New Method for Estimating Costs of Counterfeiting Presented
For Release
Thursday
September 27, 2012
A new method for estimating the costs of counterfeiting was published today by RAND Europe. The approach uses market data to estimate the effects of intellectual property rights infringements, such as counterfeit products, on sales of legitimate goods.
The method relies on comparing previous sales forecasts with actual sales data to estimate “unfulfilled demand” for a product, and presuming that the difference is—at least in part—caused by counterfeit products.
This methodology delivered very credible results when applied to confidential data made available by a multinational technology company producing consumer goods targeted by counterfeiters. Researchers say further piloting is required to refine the method and build evidence about its wider applicability.

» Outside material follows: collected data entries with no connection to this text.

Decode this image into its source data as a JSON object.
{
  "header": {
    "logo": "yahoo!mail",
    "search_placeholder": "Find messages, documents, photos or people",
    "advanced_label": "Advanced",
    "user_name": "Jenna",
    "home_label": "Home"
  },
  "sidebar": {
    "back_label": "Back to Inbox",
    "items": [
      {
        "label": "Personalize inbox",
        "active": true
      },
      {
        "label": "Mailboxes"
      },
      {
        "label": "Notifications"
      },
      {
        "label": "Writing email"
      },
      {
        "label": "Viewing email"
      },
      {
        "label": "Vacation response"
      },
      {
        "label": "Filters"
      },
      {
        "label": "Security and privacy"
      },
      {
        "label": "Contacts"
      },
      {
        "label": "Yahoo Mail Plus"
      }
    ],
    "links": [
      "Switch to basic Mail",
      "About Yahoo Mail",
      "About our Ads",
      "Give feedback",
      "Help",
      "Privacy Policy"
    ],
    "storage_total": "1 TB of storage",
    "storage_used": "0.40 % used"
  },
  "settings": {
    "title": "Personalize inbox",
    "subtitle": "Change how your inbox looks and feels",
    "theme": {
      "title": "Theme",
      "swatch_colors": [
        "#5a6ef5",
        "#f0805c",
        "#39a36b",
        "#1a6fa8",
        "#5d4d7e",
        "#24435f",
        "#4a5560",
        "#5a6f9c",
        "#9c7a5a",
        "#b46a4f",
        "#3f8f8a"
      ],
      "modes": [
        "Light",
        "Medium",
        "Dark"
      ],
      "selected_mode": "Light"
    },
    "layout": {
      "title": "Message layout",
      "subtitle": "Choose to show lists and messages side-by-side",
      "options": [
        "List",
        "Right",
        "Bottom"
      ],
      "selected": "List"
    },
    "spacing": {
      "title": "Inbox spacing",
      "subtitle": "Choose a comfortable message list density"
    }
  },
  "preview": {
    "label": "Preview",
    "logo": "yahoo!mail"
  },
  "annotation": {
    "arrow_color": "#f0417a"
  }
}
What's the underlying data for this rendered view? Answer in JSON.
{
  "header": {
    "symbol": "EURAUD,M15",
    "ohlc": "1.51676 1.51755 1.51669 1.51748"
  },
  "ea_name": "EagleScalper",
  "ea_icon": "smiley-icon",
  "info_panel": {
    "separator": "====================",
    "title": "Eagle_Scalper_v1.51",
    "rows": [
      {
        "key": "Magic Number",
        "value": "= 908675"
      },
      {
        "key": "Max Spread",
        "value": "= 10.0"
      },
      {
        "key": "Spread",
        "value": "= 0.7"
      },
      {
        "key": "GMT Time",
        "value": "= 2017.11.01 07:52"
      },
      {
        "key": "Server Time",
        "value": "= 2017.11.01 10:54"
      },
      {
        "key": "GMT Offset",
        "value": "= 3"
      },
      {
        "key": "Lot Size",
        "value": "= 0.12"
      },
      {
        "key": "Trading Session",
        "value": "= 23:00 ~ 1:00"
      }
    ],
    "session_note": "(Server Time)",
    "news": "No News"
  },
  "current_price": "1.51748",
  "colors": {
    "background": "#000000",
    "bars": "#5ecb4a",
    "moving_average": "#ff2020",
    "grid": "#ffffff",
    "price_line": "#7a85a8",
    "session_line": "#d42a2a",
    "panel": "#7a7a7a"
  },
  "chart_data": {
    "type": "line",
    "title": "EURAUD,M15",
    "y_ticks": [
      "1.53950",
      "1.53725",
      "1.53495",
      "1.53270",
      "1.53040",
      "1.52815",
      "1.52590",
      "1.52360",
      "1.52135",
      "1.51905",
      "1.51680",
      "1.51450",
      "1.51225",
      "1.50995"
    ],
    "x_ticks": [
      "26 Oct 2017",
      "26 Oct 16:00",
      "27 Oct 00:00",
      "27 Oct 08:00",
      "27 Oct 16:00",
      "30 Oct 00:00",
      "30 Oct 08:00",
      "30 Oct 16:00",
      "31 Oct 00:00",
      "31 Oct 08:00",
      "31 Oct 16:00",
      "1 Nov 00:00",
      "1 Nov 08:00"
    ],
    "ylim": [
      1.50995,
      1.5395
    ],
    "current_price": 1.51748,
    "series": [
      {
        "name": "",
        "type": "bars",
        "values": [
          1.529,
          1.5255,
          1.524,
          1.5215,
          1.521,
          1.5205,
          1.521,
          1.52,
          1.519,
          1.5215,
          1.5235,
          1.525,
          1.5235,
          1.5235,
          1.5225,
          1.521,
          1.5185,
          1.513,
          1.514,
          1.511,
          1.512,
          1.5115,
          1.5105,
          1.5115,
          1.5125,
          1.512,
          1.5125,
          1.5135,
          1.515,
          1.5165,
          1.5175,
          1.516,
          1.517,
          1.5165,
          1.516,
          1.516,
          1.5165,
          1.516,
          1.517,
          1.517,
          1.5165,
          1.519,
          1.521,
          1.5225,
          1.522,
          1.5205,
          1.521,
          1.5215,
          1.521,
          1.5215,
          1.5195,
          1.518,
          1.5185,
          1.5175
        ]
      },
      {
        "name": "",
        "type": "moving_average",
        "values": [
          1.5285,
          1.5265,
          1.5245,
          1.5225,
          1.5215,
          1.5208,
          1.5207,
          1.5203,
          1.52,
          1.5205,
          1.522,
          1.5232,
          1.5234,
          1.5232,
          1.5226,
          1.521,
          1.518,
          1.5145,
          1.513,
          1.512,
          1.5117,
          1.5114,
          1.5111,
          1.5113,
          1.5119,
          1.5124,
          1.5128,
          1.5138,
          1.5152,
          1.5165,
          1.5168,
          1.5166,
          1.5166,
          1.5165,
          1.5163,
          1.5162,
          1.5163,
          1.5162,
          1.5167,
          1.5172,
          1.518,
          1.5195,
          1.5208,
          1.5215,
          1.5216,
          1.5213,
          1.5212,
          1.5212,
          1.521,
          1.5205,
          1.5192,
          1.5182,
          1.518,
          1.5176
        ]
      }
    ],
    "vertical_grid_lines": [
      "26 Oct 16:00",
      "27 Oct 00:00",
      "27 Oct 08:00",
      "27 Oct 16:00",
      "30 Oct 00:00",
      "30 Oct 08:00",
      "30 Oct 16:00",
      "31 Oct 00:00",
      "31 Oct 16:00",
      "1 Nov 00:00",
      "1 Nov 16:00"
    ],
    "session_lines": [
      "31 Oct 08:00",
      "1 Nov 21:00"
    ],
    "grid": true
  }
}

The benefits of this new method in comparison with alternatives are: cost-effectiveness, broad applicability to multiple products and markets, comparability by enabling systematic comparisons across firms or markets, and reproducibility. The approach does not rely on seizure and enforcement data, which are commonly used to estimate the magnitude of counterfeit markets but are notoriously unstable.
“Our new method has the potential to become an objective, transparent, standardised and low-cost approach to estimating the impacts of counterfeiting” said Stijn Hoorens, associate director of RAND Europe and the report's lead author. “In our pilot, the RAND model produced results comparable to mystery shopping, a very expensive method that performs well for specific products.”
The study was funded by the European Commission (DG Internal Market and Services) and has been a joint effort of RAND Europe researchers based in Brussels and Cambridge, along with RAND Corporation staff in the United States.
The report, “Measuring IPR infringements in the internal market: Development of a new approach to estimating the impact of infringements on sales,” is available at http://www.rand.org/pubs/technical_reports/TR1279.html. The report was released at the 1st Plenary Meeting of the European Observatory on Infringements of Intellectual Property Rights in Alicante, Spain.
RAND Europe is an independent not-for-profit policy research organisation that aims to improve policy and decision making in the public interest, through research and analysis. RAND Europe's clients include European governments, institutions, nongovernmental organizations and companies with a need for rigorous, independent, multidisciplinary analysis.